Dieses Geschäft modelliert den Kern des Problems. Medfluencer verkaufen keine Aufklärung. Sie verkaufen Aufmerksamkeit an den höchsten Bieter. Der medizinische Hintergrund dient lediglich als werblicher Türöffner. Die Monetarisierung erfolgt völlig losgelöst von medizinischer Realität oder ethischen Standards. Wer sich als „Doc“ inszeniert, um Werbeeinnahmen zu generieren, betreibt keine Wissenschaft, sondern aggressive Zielgruppenvermarktung.
Das Briefing zielte direkt auf die Ängste verletzlicher Konsumenten ab
Der wirtschaftliche Unding dieses Falls wird durch die Details des Briefings deutlich. Die Fake-Pharmafirma forderte die Influencerin ausdrücklich auf, gezielt Menschen mit gesundheitlichen Ängsten anzusprechen. Hier wird die brutale Logik dieses Geschäftsmodells sichtbar. Die Profitmaximierung basiert auf der bewussten Ausbeutung von Verletzlichkeit.
Walbrun erfüllte diesen Auftrag ohne jede Form von Due Diligence. Jeder angehende Mediziner mit einem Minimum an akademischer Skepsis hätte den Schwindel entlarven müssen. Die erfundene Studienleiterin trug den Namen „Dr. Beatrice Gepetto“. Ein Verweis auf die Holzfigur Pinocchio, deren Nase bei jeder Lüge wächst.
Zudem fand sich zur angeblichen Krankheit keine einzige wissenschaftliche Publikation. Die Fake-Firma war in keinem Handelsregister auffindbar. Diese Warnsignale wurden ignoriert, weil die ökonomische Verlockung zu groß war. Die Gage von 3800 Euro für wenige Minuten Arbeit überstrahlte jedwede professionelle Prüfungspflicht. In einer regulierten Wirtschaft würde ein solches Verhalten als grobe Fahrlässigkeit oder gar Betrug gewertet. Im Influencer-Wilden Westen ist es lediglich ein Geschäftsmodell.

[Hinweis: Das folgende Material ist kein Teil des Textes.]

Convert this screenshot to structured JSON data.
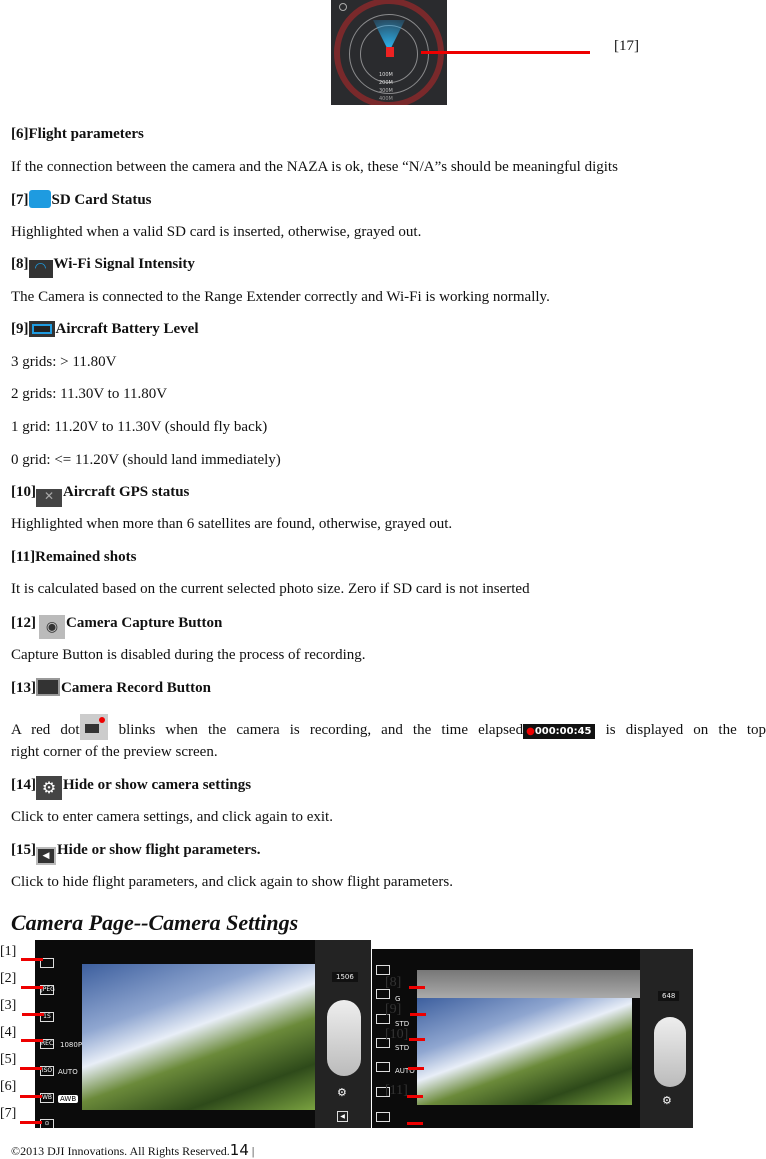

Universitäten und Gesetzgeber lassen den Betrug im Kittel ungestraft zu
Die Reaktionen der etablierten Institutionen auf diesen Vernichtungsschlag gegen die Glaubwürdigkeit der Digitalen Gesundheitswirtschaft fallen beschämend mild aus. Die Ludwig-Maximilians-Universität München, an der Walbrun bislang studierte, erklärte lediglich, dass sie dort nicht mehr tätig sei. Man distanziere sich von „unwissenschaftlichen Aussagen, die den Grundsätzen einer evidenzbasierten Medizin widersprechen“.
Diese Distanzierung ist eine reine Alibi-Übung. Universitäten dulden seit Jahren, dass ihre Studierenden auf Plattformen wie Instagram pseudomedizinische Ratschläge massenhaft streuen, solange es der Imagepflege der Hochschule dient. Erst wenn der Shitstorm kommt, wird die Verbindung gekappt.
Fachleute sprechen im Kontext dieses Betrugs vom sogenannten Kitteleffekt. Ein weißer Kittel oder der bloße Verweis auf ein Medizinstudium verleihen Aussagen automatisch Glaubwürdigkeit, selbst wenn sie substanzlos sind. Dieser Effekt wird von den Plattformen algorithmisch befeuert. Die Politik hat es bislang versäumt, diese asymmetrische Informationsverteilung zu regulieren. Es gibt keine Pflicht zu wissenschaftlichen Belegen für Gesundheitsaussagen auf Social Media. Das Gesetz gegen unlauteren Wettbewerb wird in diesen digitalen Räumen nicht durchgesetzt.
Die Spende an Ärzte ohne Grenzen ist der letzte pure Zynismus
Das bemerkenswerteste Ende dieses Szenarios lieferte die Influencerin selbst. Nachdem der Betrug öffentlich wurde, räumte Walbrun ihren Fehler ein. Gegenüber dem SRF rechtfertigte sie sich damit, dass die beschriebenen Symptome durchaus existierten und sich an einem realen Krankheitsbild orientieren würden.
Diese Argumentation ist ökonomisch zynisch. Sie entbindet die Akteurin nicht von ihrer Verantwortung, sondern zeigt, dass sie den Unterschied zwischen wissenschaftlicher Evidenz und plumper Werbebehauptung nicht kennt oder ignorieren wollte. Um das eigene Image und die zukünftige Monetarisierbarkeit des Kanals zu retten, verkündete sie über die Bild-Zeitung, die 3800 Euro an „Ärzte ohne Grenzen“ zu spenden.
Geld, das durch die gezielte Täuschung von Gesundheitsängsten eingenommen wurde, wird nun als PR-Instrument zur Losschreibung des Skandals missbraucht. Wer das Vertrauen von Patienten als Ware behandelt und beim Betrug erwischt wird, kann sich in Deutschland offenbar einfach freikaufen. Der Gesundheitsmarkt wird die Folgen dieses Vertrauensbruchs in harten Währungen zu spüren bekommen.